Nice article. I read the JD Vance book last year. Sometimes my software job takes me into the factories in rural parts of the country and I see the challenge people face today. I was in small town Indiana, also Jasper, during high school and college. Well under 30% of my high school class went to college. But right after graduation I moved out, to metro Boston. Society, and not just government, should do more to encourage career mobility, subsidize U Hauls even, and re-train for example. Convert dying shopping malls into other purposes like trade schools and distribution centers. But you know sometimes those small towns attract career-type jobs nearby – my Toyota came from a modern assembly plant in a town barely 20 miles from Jasper. You can make a nice life in some of those small towns, friendly people, scenic, quiet, affordable. Wife and I are near retirement now and would like to relocate to a small town near my kids (who bolted also) and near a good medical center.

    Kim Blanton (blogger)

    Dick – subsidizing U-Hauls is a great idea! Maybe 1 week in a motel? And I agree there’s much to be said for rural life.

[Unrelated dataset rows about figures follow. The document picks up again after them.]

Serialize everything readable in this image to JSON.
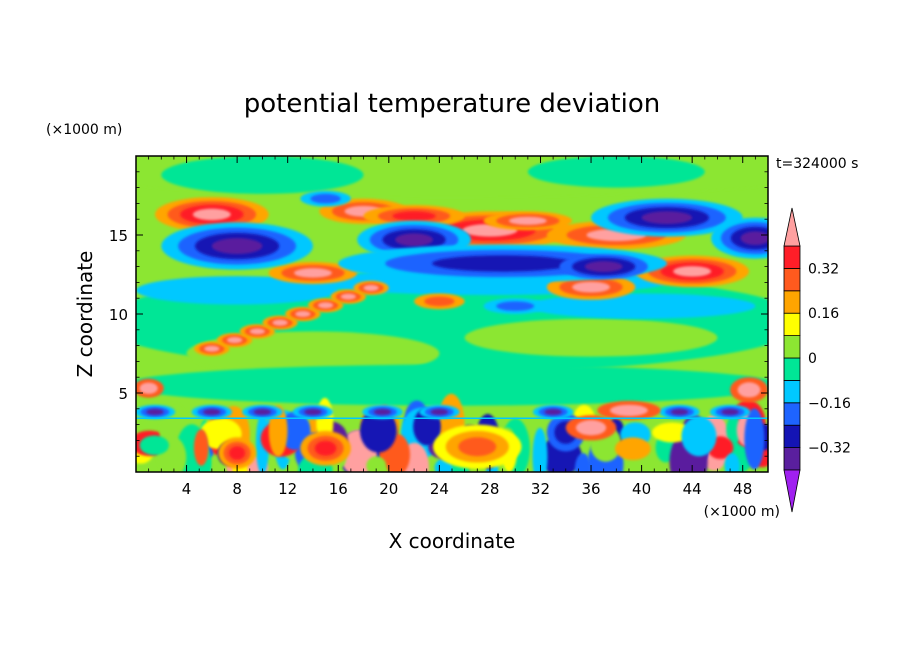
{
  "chart_data": {
    "type": "heatmap",
    "title": "potential temperature deviation",
    "xlabel": "X coordinate",
    "ylabel": "Z coordinate",
    "x_unit": "(×1000 m)",
    "y_unit": "(×1000 m)",
    "time_label": "t=324000 s",
    "xlim": [
      0,
      50
    ],
    "ylim": [
      0,
      20
    ],
    "x_ticks": [
      4,
      8,
      12,
      16,
      20,
      24,
      28,
      32,
      36,
      40,
      44,
      48
    ],
    "y_ticks": [
      5,
      10,
      15
    ],
    "colorbar": {
      "levels": [
        -0.4,
        -0.32,
        -0.24,
        -0.16,
        -0.08,
        0,
        0.08,
        0.16,
        0.24,
        0.32,
        0.4
      ],
      "colors": [
        "#a020f0",
        "#5a1f9e",
        "#1414b4",
        "#1e64ff",
        "#00c8ff",
        "#00e696",
        "#8ce632",
        "#ffff00",
        "#ffa500",
        "#ff5a1e",
        "#ff1e28",
        "#ffa0a0"
      ],
      "tick_labels": [
        "0.32",
        "0.16",
        "0",
        "−0.16",
        "−0.32"
      ],
      "tick_values": [
        0.32,
        0.16,
        0,
        -0.16,
        -0.32
      ],
      "extend": "both"
    },
    "grid": false
  }
}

    Thank you every one for your feed back,
    Kim the blogger

Lynn

Compelling article Kim, thank you. I’ve been meaning to pick up Vance’s book for a while now.

I see myself in those words, living a life very different from the one scripted for me at birth.
I’ve been able to achieve financial independence in spite of the overwhelming odds and yet live in a kind of limbo….a working-class family of origin all still living in a rural area and here I am in a major metro area with an advanced degree, a fish out of water.

Along these lines, I often recommend another great book on the topic and will mention it here: “Limbo: Blue Collar Roots, White Collar Dreams” by Alfred Lubrano.

Thank you.

Kim Blanton (blogger)

Thank you for the book recommendation Lynn-and thanks everyone else for their interest and insights!